A study aimed to determine possible leakages of radioactivity from Russia’s nuclear waste dump in Andreeva Bay is stopped by the navy. “The missing samples make it impossible to conclude,” says Salve Dahle with Akvaplan-niva.

Location

Andreeva Bay is the largest nuclear waste storage on the Kola Peninsula, holding more than 21,000 spent uranium fuel assemblies. The storage tanks, located a few hundred meters from the shoreline, are all three in a serious worn-down state. Radioactive contamination is discovered in the soil several places within the nuclear storage complex, as previously reported by BarentsObserver.

The question now is; are there any leakages to the sea?

NRK reports that Russia’s Northern Fleet denied the civilian researchers access to the waters. The storage is located close to the Litsa fjord, which is connected to the Barents Sea, famous for its huge stocks of cod important for both Russian and Norwegian fisheries. The distance from Andreeva bay to Norway is less than 60 kilometers.  

Russian experts from Murmansk Marine Biological Institute, Russian Academy of Science, in cooperation with Norwegian research and consultancy company Akvaplan-niva were supposed to do the radiation mapping on behalf of the Norwegian Radiation Protection Authorities. 

“The goal of the project is to study if radioactive contamination has leaked from the waste storage on land in the Andreeva Bay and into the bay itself,” says Salve Dahle to BarentsObserver. He is Director of Akvaplan-niva and has cooperated with marine researchers in the Russian Arctic for more than two decades. 

He says an extensive program was planned for sampling aimed at discovering leakages. 

“For this reason an extensive program was planned for sampling along a gradient from the waste storage site, the Andreeva Bay and to the Barents Sea,” says Salve Dahle. He emphasize the missing samples from the Andreeva Bay make it impossible to conclude on the status of radioactive contamination in the Bay. 

Norwegian authorities has since the mid-90ties cooperated with Russia on a large nuclear safety program aimed at reducing the risks of radioactive contamination from old Cold War naval sites on Russia’s Kola Peninsula. Some €200 million are so far paid by Norway to nuclear safety projects in the region.

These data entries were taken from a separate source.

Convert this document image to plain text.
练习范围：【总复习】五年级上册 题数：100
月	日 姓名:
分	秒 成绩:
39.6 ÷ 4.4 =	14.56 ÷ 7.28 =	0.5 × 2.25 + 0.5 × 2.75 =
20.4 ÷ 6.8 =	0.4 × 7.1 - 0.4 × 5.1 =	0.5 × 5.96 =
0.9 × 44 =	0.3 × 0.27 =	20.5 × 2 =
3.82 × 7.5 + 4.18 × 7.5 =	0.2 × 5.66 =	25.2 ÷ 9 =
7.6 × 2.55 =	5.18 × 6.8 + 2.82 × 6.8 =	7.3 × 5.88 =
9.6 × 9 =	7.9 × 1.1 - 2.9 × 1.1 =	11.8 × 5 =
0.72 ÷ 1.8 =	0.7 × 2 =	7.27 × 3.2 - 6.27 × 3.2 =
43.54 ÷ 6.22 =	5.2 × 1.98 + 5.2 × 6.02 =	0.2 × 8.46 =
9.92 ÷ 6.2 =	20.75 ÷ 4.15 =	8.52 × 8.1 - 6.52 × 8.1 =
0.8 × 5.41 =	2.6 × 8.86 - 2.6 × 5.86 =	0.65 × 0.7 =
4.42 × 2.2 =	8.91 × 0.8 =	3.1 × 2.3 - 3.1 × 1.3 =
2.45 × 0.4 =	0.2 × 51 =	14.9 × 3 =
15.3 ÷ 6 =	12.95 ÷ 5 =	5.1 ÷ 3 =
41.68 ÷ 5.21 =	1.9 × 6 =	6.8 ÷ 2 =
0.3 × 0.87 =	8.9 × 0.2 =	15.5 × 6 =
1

On May 16th, another multi-million contract is to be signed.

Nuclear Physicist Nils Bøhmer with the Bellona Foundation.

Also Nils Bøhmer with the Bellona Foundation emphasizes the importance of opening the waters for independent experts.

“It is important that independent experts get access to these areas to do their own measurements so that with one with best possible certainty can determine if there are leakages from the storages in the Andreeva Bay,” says Nils Bøhmer to BarentsObserver. 

“It is unfortunately so that one cannot always trust the information coming from Russian authorities,” he argues.